Joint managing director and co-founder of award-winning design and workplace consultancy, Office Principles, Cyril Parsons looks at how today’s offices have to work that much harder to draw their end-users in…
The office as a work location has changed significantly in the last fifteen years or so. We’ve entered an age where many office workers don’t need to be present in order to fulfil their duties. In fact, a growing number of employees don’t need to go into the office at all – as long as we have access to wi-fi and a laptop, we’re good to go.
To maintain its existence as a primary hub, the office must, therefore, deliver an experience that is preferable to us basing ourselves at home or at a third location. In short, it has to work very hard to engage us, enticing us into the workspace and giving us good reason to be present; providing an ‘experience’ that can’t be got from any other location.
We have moved on from measuring the value of office space against total occupancy costs, and the utilisation of spaces, and are now considering employee fulfilment and happiness levels, along with health and wellbeing, as the measure of what makes for the best office environment.
The big corporates have adopted this ideology for some time, evidenced in their desire to create space that caters for every want and whim. These spaces often include super comfortable receptions, canteens resembling hipster cafes, gyms and workout rooms, quiet zones, rooms for prayer and reflection, roof gardens, fun areas, with table tennis and other games, and an assortment of bars and coffee points. Some large office hubs also have hairdressers, laundry facilities and retail outlets on site.
This people-centric concept provides for all anticipated needs while rethinking the environment to tempt workers to be a part of it and to want to stay and be present in the space.
People like to be around people. It’s a basic need that can be nurtured by creating dynamic collective areas to encourage people to linger; generating situations and opportunities where workers will naturally come together to interact and share ideas.
Clever space planning is necessary to set this harmonious, social scene.
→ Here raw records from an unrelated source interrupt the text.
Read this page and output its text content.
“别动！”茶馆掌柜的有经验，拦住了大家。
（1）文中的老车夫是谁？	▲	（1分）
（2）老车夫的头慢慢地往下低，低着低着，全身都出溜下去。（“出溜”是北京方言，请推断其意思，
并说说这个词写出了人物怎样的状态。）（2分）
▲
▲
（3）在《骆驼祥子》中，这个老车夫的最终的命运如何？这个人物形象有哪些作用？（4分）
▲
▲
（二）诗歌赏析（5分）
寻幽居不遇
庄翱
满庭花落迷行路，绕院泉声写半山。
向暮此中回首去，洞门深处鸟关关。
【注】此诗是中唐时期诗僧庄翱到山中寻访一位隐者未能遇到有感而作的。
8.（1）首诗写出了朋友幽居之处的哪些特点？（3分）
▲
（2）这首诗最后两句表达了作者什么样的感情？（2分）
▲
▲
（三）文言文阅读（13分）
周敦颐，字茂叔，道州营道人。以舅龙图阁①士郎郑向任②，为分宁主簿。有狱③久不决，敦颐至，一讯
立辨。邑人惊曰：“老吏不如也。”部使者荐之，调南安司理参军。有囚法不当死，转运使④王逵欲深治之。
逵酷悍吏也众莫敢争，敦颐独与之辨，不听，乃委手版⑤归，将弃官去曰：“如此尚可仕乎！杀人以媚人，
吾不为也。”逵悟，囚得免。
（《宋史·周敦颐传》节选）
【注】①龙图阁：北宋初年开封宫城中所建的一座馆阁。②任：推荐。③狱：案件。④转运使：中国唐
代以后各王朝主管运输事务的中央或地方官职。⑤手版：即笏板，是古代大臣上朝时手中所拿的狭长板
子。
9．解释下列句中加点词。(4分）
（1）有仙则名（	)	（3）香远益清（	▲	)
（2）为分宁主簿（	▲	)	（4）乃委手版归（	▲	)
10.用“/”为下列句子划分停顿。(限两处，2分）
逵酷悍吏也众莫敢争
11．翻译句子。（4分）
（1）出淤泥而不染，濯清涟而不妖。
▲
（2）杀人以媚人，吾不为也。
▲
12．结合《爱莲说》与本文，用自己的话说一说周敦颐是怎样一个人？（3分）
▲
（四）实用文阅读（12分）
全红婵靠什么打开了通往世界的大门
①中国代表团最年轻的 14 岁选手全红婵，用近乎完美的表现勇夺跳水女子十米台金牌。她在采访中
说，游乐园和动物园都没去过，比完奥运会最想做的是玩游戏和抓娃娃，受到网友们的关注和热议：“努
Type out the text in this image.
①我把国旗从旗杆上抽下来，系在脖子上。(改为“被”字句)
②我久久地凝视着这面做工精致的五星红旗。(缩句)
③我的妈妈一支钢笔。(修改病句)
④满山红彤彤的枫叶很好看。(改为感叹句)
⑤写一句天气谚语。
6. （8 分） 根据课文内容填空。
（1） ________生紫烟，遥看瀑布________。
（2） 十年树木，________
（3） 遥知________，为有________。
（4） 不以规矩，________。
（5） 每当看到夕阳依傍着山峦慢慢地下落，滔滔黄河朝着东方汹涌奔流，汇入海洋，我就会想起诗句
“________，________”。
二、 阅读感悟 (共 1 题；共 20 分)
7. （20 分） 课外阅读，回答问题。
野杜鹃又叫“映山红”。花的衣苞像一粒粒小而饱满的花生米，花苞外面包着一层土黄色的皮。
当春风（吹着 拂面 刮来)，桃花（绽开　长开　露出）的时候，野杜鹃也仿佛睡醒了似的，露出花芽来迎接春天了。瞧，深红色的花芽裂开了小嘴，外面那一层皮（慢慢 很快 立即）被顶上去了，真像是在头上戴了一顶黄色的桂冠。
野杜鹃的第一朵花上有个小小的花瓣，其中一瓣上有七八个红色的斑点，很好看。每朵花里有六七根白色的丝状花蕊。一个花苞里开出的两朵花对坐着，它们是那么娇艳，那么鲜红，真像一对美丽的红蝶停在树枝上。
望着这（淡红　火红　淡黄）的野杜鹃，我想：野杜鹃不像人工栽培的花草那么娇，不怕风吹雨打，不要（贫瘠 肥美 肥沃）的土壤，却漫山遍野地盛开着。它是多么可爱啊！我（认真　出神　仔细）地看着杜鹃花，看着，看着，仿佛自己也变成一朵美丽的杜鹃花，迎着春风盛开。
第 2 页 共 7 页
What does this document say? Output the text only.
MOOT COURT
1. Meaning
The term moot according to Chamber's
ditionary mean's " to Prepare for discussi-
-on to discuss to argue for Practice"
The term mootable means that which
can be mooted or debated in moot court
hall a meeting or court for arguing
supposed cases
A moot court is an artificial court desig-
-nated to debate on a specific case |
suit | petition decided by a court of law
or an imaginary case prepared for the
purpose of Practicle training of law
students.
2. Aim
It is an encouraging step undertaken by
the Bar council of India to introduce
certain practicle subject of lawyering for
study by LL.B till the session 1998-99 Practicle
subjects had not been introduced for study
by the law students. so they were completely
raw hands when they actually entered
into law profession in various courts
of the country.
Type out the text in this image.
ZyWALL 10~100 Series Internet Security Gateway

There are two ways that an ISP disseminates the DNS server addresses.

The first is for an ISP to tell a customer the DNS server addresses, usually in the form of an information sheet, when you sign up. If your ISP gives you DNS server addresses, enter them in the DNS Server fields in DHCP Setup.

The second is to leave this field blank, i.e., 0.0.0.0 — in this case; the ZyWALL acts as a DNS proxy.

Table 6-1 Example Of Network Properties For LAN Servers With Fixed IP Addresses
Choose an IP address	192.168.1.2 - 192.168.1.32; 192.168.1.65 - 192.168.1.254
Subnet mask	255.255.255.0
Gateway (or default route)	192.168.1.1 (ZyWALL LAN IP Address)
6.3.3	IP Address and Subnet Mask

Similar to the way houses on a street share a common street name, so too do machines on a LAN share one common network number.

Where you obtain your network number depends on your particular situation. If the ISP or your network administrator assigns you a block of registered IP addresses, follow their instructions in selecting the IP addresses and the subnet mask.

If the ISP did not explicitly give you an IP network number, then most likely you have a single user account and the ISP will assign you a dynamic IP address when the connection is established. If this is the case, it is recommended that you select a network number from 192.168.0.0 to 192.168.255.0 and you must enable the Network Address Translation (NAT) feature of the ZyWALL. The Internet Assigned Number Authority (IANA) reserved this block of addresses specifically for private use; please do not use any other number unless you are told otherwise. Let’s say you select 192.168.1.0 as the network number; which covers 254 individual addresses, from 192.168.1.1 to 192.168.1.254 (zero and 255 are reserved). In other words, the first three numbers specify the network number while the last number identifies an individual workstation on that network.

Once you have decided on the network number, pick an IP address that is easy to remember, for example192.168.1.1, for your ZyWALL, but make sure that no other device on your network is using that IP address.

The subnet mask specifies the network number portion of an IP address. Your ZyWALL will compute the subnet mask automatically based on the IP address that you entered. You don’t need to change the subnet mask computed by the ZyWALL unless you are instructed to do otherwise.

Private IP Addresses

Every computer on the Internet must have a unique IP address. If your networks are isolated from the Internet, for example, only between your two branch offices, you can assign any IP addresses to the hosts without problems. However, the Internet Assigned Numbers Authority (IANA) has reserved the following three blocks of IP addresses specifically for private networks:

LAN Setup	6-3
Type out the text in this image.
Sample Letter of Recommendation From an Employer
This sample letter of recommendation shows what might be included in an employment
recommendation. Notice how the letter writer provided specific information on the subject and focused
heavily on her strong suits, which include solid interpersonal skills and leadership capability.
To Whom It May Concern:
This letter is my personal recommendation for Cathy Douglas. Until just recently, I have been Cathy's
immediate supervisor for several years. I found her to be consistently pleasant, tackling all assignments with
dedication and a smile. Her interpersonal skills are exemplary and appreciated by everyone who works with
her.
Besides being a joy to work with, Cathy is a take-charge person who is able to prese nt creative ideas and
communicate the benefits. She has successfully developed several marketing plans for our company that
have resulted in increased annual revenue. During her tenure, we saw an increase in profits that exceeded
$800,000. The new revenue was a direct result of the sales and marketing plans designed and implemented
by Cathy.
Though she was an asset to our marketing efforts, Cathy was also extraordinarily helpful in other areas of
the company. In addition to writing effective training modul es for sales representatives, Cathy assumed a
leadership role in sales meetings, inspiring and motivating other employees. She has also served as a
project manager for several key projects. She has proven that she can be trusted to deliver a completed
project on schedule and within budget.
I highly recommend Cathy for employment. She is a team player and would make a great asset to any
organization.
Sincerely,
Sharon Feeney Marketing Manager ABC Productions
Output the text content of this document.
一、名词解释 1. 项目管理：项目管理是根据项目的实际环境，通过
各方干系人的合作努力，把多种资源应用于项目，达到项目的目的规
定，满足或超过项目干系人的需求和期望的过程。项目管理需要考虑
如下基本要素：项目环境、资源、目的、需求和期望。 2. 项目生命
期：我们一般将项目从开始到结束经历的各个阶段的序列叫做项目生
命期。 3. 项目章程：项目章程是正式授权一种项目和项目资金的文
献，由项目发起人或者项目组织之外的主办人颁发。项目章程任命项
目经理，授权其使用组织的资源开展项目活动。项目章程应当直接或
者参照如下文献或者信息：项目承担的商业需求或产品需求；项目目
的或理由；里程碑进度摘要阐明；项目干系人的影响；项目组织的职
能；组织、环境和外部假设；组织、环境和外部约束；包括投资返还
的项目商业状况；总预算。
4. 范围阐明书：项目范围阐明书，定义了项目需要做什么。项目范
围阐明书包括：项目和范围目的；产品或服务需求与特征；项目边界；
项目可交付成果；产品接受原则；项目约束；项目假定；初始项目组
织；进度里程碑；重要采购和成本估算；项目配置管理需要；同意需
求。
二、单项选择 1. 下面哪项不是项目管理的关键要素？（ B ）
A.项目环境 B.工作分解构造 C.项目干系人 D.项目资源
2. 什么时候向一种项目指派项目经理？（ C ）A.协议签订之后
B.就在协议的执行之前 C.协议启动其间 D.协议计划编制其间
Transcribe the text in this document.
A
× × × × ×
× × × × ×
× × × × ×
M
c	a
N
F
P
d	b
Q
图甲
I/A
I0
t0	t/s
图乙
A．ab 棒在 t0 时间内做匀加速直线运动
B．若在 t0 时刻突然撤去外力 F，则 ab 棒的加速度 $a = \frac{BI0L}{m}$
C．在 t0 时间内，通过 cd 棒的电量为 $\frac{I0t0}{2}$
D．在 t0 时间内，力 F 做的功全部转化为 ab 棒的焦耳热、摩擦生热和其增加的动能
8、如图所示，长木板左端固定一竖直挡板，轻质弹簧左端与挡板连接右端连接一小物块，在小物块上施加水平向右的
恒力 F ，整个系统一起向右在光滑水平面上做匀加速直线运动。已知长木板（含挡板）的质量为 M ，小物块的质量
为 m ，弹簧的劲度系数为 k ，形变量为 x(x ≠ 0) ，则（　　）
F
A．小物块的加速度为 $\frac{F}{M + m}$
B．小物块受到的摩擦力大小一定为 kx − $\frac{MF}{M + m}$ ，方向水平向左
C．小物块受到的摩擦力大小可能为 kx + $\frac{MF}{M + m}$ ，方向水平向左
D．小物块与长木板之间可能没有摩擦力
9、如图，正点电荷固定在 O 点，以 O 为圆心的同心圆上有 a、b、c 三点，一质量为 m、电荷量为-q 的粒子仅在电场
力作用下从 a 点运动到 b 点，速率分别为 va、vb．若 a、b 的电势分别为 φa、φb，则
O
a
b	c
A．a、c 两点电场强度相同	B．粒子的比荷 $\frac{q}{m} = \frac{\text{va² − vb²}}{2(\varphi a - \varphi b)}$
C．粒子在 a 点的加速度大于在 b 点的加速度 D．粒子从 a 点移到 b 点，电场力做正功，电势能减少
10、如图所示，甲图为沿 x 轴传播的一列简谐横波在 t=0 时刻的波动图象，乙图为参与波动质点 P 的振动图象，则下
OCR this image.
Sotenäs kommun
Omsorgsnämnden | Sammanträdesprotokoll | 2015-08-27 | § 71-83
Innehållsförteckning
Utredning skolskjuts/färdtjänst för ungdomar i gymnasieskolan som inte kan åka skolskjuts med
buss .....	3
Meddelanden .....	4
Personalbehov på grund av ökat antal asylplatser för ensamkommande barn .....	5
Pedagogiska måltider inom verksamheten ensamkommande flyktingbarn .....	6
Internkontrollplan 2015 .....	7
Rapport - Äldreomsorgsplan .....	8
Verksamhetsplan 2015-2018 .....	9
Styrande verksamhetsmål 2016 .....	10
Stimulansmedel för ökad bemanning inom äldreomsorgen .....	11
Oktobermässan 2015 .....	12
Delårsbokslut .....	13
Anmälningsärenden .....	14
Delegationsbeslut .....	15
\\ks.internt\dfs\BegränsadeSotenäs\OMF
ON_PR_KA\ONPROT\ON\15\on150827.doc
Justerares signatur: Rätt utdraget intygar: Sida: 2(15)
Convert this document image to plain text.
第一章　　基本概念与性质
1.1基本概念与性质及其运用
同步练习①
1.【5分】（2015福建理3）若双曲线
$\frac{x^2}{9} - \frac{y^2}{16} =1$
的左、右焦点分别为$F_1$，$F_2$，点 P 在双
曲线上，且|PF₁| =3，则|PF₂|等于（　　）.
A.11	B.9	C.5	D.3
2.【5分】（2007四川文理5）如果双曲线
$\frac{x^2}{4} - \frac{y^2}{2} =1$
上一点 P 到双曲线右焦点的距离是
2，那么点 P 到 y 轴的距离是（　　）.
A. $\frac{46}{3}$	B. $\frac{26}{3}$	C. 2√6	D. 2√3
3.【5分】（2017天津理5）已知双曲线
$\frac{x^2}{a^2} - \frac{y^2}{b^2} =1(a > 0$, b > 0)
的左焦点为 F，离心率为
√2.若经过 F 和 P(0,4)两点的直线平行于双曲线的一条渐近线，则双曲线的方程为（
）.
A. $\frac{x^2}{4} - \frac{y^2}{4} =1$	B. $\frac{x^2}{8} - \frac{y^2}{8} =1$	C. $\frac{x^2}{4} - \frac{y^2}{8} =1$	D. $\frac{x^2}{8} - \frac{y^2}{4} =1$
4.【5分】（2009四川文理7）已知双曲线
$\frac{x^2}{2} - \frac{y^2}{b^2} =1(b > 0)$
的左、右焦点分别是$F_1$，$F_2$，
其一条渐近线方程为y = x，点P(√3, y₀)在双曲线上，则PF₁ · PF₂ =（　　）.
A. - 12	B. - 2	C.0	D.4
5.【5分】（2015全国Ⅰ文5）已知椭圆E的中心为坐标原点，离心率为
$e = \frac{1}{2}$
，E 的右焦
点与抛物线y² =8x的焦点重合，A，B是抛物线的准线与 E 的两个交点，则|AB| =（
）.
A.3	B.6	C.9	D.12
The fundamental aim should be to create a unique, shared environment that enables people to belong – and encourages them to want to belong.
Following the brand
To fully deliver on the experience and harness a sense of belonging, aspects of the office design must be in keeping with the company’s brand. Given that, you have to have a set of core values that you are confident in; an ethos to build the whole experience around.
Big brands have been in on the idea of creating an experience for some time.
Airbnb is the perfect case in point. It’s mission is to create a world where you can belong anywhere – and that’s true of the office, as much as it’s true of any of the homes on its site.
For example, Airbnb’s San Francisco office contains a selection of vibrant rooms that have been carefully built to reflect some of the stand out homes from around the world that the site has featured. As a consequence, when employees enter the offices, they’re immediately immersed in the Airbnb identity.
Other instantly identifiable brands have always been about the experience. From Disney and Coca Cola to Cadburys, context has always been recognized by these names and is consistently apparent. However, in the office environment, the consideration of experience extends beyond the customer and the paying guest and is all about the employee.
A softer side
The importance of the concept of office experience is underscored by the prediction that the offices of the future will likely be populated by people who demonstrate a softer skillset – those who excel at man management, communication and social skills – along with candidates who have very specific areas of expertise.
We are, arguably, then designing offices for a type; the groups most likely to appreciate and to savor the communal experience of their surrounds.
Certainly, the freestyle approach which is on trend now, where employees move from space to space, indulging in activity-based working and landing where the mood takes them, has already been proven to spur better connectivity and collaboration, improving the social aspect of the environment – which is, in itself, a great experience enhancer.
If we fully give ourselves over to becoming a people-led workforce, operating from offices fueled, primarily, by the quality of experience offered to employees, we have to make sure this squares with what best serves our commercial interest.
The challenge is to marry the corporate requirement with the employee requirement.
Individuals want flexibility, inspiration and the opportunity to be creative; they want the space to be autonomous and to come together as a team. Corporates want increased productivity and an environment that will reflect well on the brand and positively influence recruitment activity.
All of these elements have to be addressed.
The desired outcome is that, by creating the experience and meeting the individual need, the corporate expectation should automatically be surpassed.